The best finish for anything usually boils down to opinion and what trade offs are important to the individual. Every finish has strengths and weaknesses. This is a vast subject, and anything anyone has to add is only scratching the surface, but here are a couple of my own opinions and what I tend to do these days.
Chrome: I have chrome done regularly. It is extremely difficult to get done well, and dreadfully expensive. As a rule, I limit my chrome parts to hardware like shifter and brake pedals, small things made from steel. Chrome itself is microscopically thin to the point of transparency, but it is wondrously corrosion resistant. It is a thin layer on top of nickel, which is very tough. The nickel is on top of copper which serves as the bodywork to smooth out your part. A complete frame is an insane amount of work to make smooth and defect free enough to look good chromed, but it can be done. I have a high bar, and my parts are already flawlessly smoothed and mirror polished before I send them to chrome and it is major work and still expensive, but many parts are ok on the first pass. Large parts in general are just not an option for me, I can't imagine doing it unless I built the frame from scratch and it was already pretty enough to chrome. Preparing a manufactured frame? No way for me.

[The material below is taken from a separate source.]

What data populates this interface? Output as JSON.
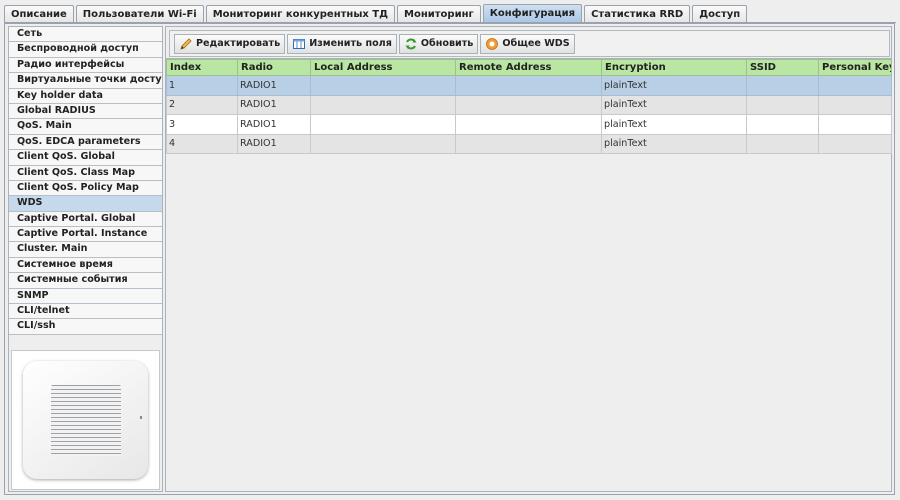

I almost always paint my frames gloss black. With single stage polyurethane over epoxy. Even with paint, it is a lot of work smoothing out a production frame so it looks good in shiny black. Dozens of hours if you are picky. Most frames do not look good in a color no matter how much you fuss over them if there are a lot of stamped components. The manufacturers go to a lot of trouble to cover or camouflage their frames and paint them satin black for a reason.
In the main I paint most important parts such as hubs and brackets just like the frames for durability, and because I can control the process from start to finish.
I have nothing at all against powder coating, but seldom use it. This is mostly because I am already doing parts with urethane, and the superior toughness of the powder usually is not needed enough to send parts out. I am as a rule more concerned with longevity and corrosion problems, and powder coating offers no advantage. (No doubt others will disagree, but there is only one way to solve aluminum alloy corrosion issues and that is to chemically passivate the parts which is dangerous (and illegal), though it works as well under powder as it does under paint).
Powder is tougher and more chip resistant, but it does take damage. I can't say it is much different to "repair" than urethane - touching up damage usually looks touched up regardless. Maybe you can't cook your powder touch ups, but you can certainly just use matching paint to make a repair. I remember a dragster chassis done in a pewter hammer finish powder, and it was shit where it got chipped, but can't say paint would have been better except for probably actually having paint to touch up with. Having that perfect match powder doesn't help much as far as I know. I have never seen "spot" powder done.